Der Witz und der Roman haben eine gemeinsame Ahnin: die Fabel. Der Roman gewann in der Renaissance an künstlerischer Respektabilität und stieg in die höheren Etagen der Kultur auf. Am Witz haftete lange der Geruch des Vulgären, Zotigen, Blasphemischen. Obwohl doch gerade viele frühe Werke der europäischen Literatur – „Simplicius“, „Narrenschiff“, „Dekameron“ oder „Gargantua und Pantagruel“ - nur so wimmeln von Witzen über gehörnte Ehemänner, Schelme, Tölpel; Geschichten, die nicht selten in islamischen mündlichen Erzählungen ihren Anfang genommen haben sollen.

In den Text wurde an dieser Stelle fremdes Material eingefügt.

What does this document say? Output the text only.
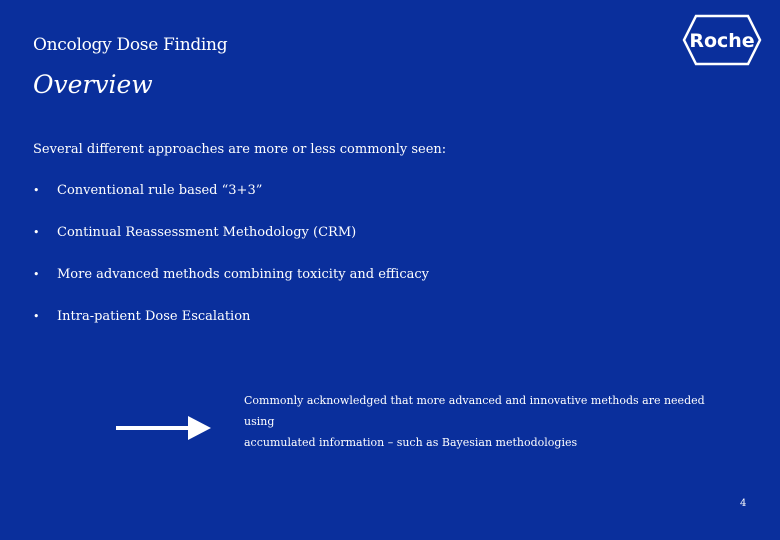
Oncology Dose Finding
Overview
Roche
Several different approaches are more or less commonly seen:
•	Conventional rule based “3+3”
•	Continual Reassessment Methodology (CRM)
•	More advanced methods combining toxicity and efficacy
•	Intra-patient Dose Escalation
Commonly acknowledged that more advanced and innovative methods are needed using
accumulated information – such as Bayesian methodologies
4
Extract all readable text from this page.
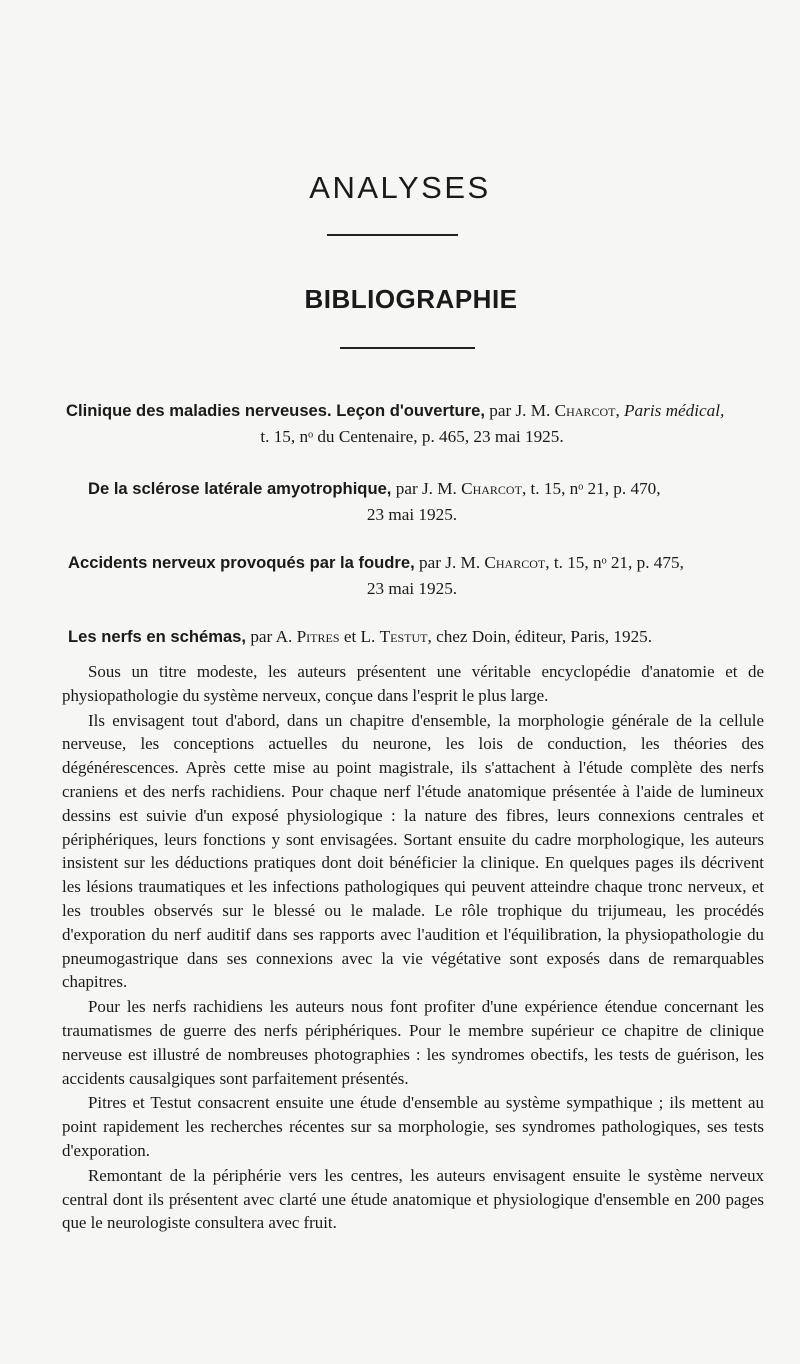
ANALYSES
BIBLIOGRAPHIE
Clinique des maladies nerveuses. Leçon d'ouverture, par J. M. Charcot, Paris médical,
t. 15, nᵒ du Centenaire, p. 465, 23 mai 1925.
De la sclérose latérale amyotrophique, par J. M. Charcot, t. 15, nᵒ 21, p. 470,
23 mai 1925.
Accidents nerveux provoqués par la foudre, par J. M. Charcot, t. 15, nᵒ 21, p. 475,
23 mai 1925.
Les nerfs en schémas, par A. Pitres et L. Testut, chez Doin, éditeur, Paris, 1925.

Sous un titre modeste, les auteurs présentent une véritable encyclopédie d'anatomie et de physiopathologie du système nerveux, conçue dans l'esprit le plus large.

Ils envisagent tout d'abord, dans un chapitre d'ensemble, la morphologie générale de la cellule nerveuse, les conceptions actuelles du neurone, les lois de conduction, les théories des dégénérescences. Après cette mise au point magistrale, ils s'attachent à l'étude complète des nerfs craniens et des nerfs rachidiens. Pour chaque nerf l'étude anatomique présentée à l'aide de lumineux dessins est suivie d'un exposé physiologique : la nature des fibres, leurs connexions centrales et périphériques, leurs fonctions y sont envisagées. Sortant ensuite du cadre morphologique, les auteurs insistent sur les déductions pratiques dont doit bénéficier la clinique. En quelques pages ils décrivent les lésions traumatiques et les infections pathologiques qui peuvent atteindre chaque tronc nerveux, et les troubles observés sur le blessé ou le malade. Le rôle trophique du trijumeau, les procédés d'exporation du nerf auditif dans ses rapports avec l'audition et l'équilibration, la physiopathologie du pneumogastrique dans ses connexions avec la vie végétative sont exposés dans de remarquables chapitres.

Pour les nerfs rachidiens les auteurs nous font profiter d'une expérience étendue concernant les traumatismes de guerre des nerfs périphériques. Pour le membre supérieur ce chapitre de clinique nerveuse est illustré de nombreuses photographies : les syndromes obectifs, les tests de guérison, les accidents causalgiques sont parfaitement présentés.

Pitres et Testut consacrent ensuite une étude d'ensemble au système sympathique ; ils mettent au point rapidement les recherches récentes sur sa morphologie, ses syndromes pathologiques, ses tests d'exporation.

Remontant de la périphérie vers les centres, les auteurs envisagent ensuite le système nerveux central dont ils présentent avec clarté une étude anatomique et physiologique d'ensemble en 200 pages que le neurologiste consultera avec fruit.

Nichtlach-und-Schiessgesellen
Man kann eine tieftraurige Ironie darin sehen, dass diese altehrwürdige Tradition, der wir im Westen so viel verdanken, sich unserer Wahrnehmung immer mehr nur noch in brutalen Perversionen aufdrängt. Die islamistischen Attentäter denken durchaus. Aber diese Feinde der Moderne haben eine zutiefst unmenschliche Defizienz. Sie lachen nicht. Sie schiessen. Sie nehmen Kants Definition des Lachens todernst: Der einziger Affekt, der ihre gespannte Erwartung in nichts verwandelt, ist die Explosion. Dagegen hilft nur eine andere Explosion: jene des Humors. Vielleicht müsste man eine neue Aufklärung – mit Angehörigen anderer Kulturen zusammen - im Geiste des Lachens ins Auge fassen. Lachen als die grosse vereinigende Vernunft. Nous rions donc nous sommes.